Mark Monane - Needham & Company
Thank you. Good morning. It's Mark Monane from Needham & Company. Good morning from New York City.
Paul Berns
Good morning, Mark.
David Clark
Good morning.
Mark Monane - Needham & Company
Let's start with a PDX question, please. Since there is no approved agents for peripheral T-cell lymphoma, maybe you can comment on what's currently being used out there and if the current agents may have any affect on response to PDX in a second-line setting.
Paul Berns
Sure, Mark. I'll have both Jim and Pablo speak to that, of course. But as you are probably aware, in our prior conversations, it's clear that in this setting, they tend to use the B-cell therapies really in an off-label capacity to try to treat PTCL patients. Typically, you see them using various chemotherapeutic suites such as CHOP, sometimes ESHAP, for example, and using various components and mixing various components of those, that polypharmacy, if you will, to try to manage the patients.

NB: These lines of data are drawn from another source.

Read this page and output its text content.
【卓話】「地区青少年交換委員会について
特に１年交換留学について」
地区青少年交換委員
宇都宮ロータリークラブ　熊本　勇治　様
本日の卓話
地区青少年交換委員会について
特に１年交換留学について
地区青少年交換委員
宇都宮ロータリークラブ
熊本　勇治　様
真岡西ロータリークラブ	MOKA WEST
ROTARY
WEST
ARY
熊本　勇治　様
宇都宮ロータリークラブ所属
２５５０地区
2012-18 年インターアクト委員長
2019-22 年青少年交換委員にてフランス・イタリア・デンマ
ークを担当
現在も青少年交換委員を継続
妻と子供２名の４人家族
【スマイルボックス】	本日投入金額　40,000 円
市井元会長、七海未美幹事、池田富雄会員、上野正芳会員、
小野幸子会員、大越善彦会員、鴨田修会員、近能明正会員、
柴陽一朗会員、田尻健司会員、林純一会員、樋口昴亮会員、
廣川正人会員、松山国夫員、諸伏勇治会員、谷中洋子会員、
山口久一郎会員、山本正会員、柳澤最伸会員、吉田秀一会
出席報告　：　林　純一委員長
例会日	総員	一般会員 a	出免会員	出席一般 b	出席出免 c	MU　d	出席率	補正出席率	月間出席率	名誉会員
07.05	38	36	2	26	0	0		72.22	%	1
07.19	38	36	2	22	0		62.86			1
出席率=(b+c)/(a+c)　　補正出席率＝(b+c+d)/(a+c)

As we are aware, there aren't any approved agents today. From our market research with clinicians, there is certainly a great unmet medical need that exists in the market for improved therapies not just in the second-line setting, but frankly even ultimately in the first-line setting as well. So, with that comment, I'll turn it over to Jim and then Pablo to add some additional color.
Jim Caruso
The only other thing that I would add to that, Mark, is that this clearly is an area of high unmet medical need regardless of the chemotherapeutic regimens that are being used. Oftentimes, as you know, these agents do not work in first-line settings. And unfortunately, when the do have some type of response, either a partial response or complete response, the patients relapse or refract in a relatively short period of time.
I think the only additional color I will add to that is now you're seeing more and more single-agent utilization and kind of the tertiary or fourth and fifth-line settings for the treatment of these patients onto single-agent ONTAK, Gemzar. You're seeing some FLUDORA use there as well.
So, it's interesting to see that as clinicians move into third, fourth, fifth-line settings, they are getting more aggressive with single-agent monotherapies that really have no documented history and a well-controlled study of having effectiveness for this patient population.